There are times when this movie is very hard to watch. It rings with so much truth, I sometimes hated it. It would be nice if all guys wanted the same things that most women want but as the saying goes, those dudes are from Mars and we are from Venus. Even the chicks that come across like Martians turn out to be Venetians in disguise when ‘party girls’ end up wanting a committed relationship with their fun.
All the actors do a great job of breathing life and believability into their characters. You’ve met all these people before. You’re one of them. Is it the person afraid to commit? The one happy with newfound freedom? The unappreciated one? The one who’s been cheated on? The one who just can’t seem to scratch his or her way out of the doghouse?
Zach Braff once again does a great job. You will feel his pain and regret as well as his confusion and awkwardness.

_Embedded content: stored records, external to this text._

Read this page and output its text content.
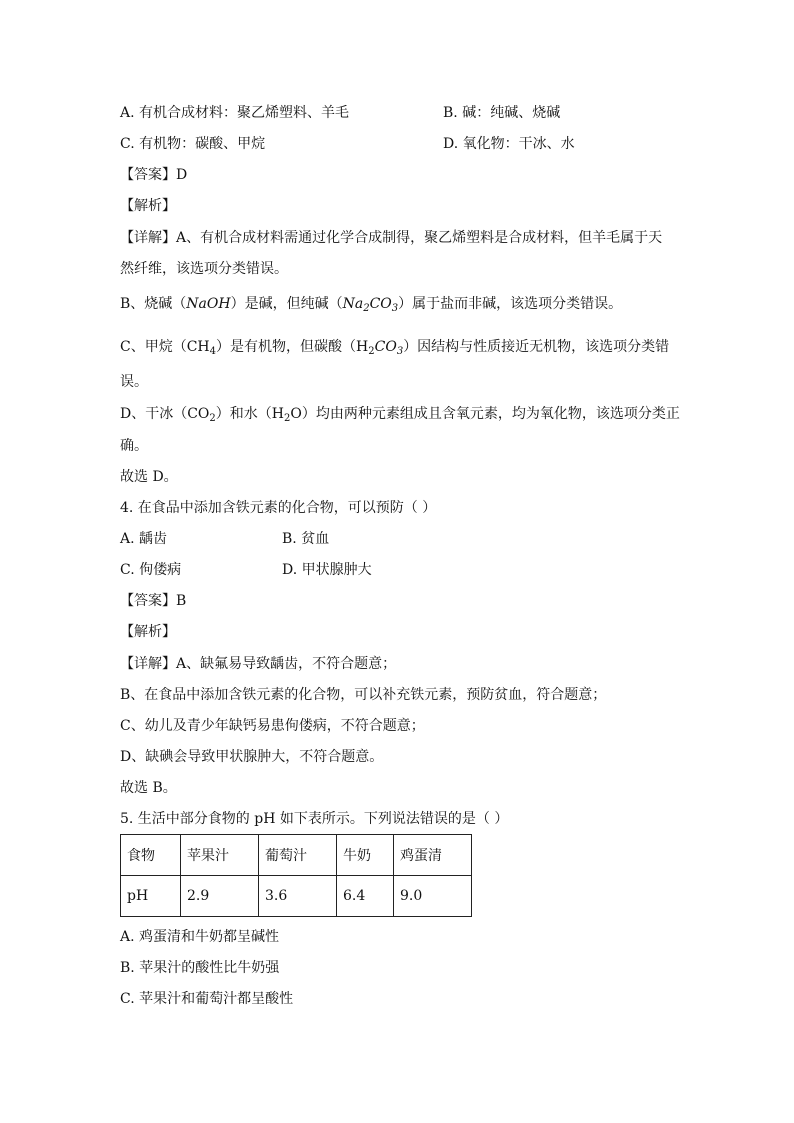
A. 有机合成材料：聚乙烯塑料、羊毛	B. 碱：纯碱、烧碱
C. 有机物：碳酸、甲烷	D. 氧化物：干冰、水
【答案】D
【解析】
【详解】A、有机合成材料需通过化学合成制得，聚乙烯塑料是合成材料，但羊毛属于天
然纤维，该选项分类错误。
B、烧碱（NaOH）是碱，但纯碱$(Na_2CO_3)$属于盐而非碱，该选项分类错误。
C、甲烷$(CH_4)$是有机物，但碳酸$(H_2CO_3)$因结构与性质接近无机物，该选项分类错
误。
D、干冰$(CO_2)$和水$(H_2O)$均由两种元素组成且含氧元素，均为氧化物，该选项分类正
确。
故选 D。
4. 在食品中添加含铁元素的化合物，可以预防（ ）
A. 龋齿	B. 贫血
C. 佝偻病	D. 甲状腺肿大
【答案】B
【解析】
【详解】A、缺氟易导致龋齿，不符合题意；
B、在食品中添加含铁元素的化合物，可以补充铁元素，预防贫血，符合题意；
C、幼儿及青少年缺钙易患佝偻病，不符合题意；
D、缺碘会导致甲状腺肿大，不符合题意。
故选 B。
5. 生活中部分食物的 pH 如下表所示。下列说法错误的是（ ）
食物	苹果汁	葡萄汁	牛奶	鸡蛋清
pH	2.9	3.6	6.4	9.0
A. 鸡蛋清和牛奶都呈碱性
B. 苹果汁的酸性比牛奶强
C. 苹果汁和葡萄汁都呈酸性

Jacinda Barrett (Bridger Jones: The Edge of Reason) is very comfortable in her role as his pregnant girlfriend who gets a very rude awakening.
While Rachel Bilson (The O.C.),in her big screen debut, is fetching as the college coed enamored with an older man.
Blythe Danner turns in a gut wrenching performance sure to get a nomination come Oscar time, matched in quiet strength by Michael Weston (Garden State, The Full Monty). They play Braff’s girlfriend’s parents with heart and a weariness that can only come from thirty years of work. Because if you ever doubted it before, this movie is a testament to the fact that good relationships take work. A lot of work.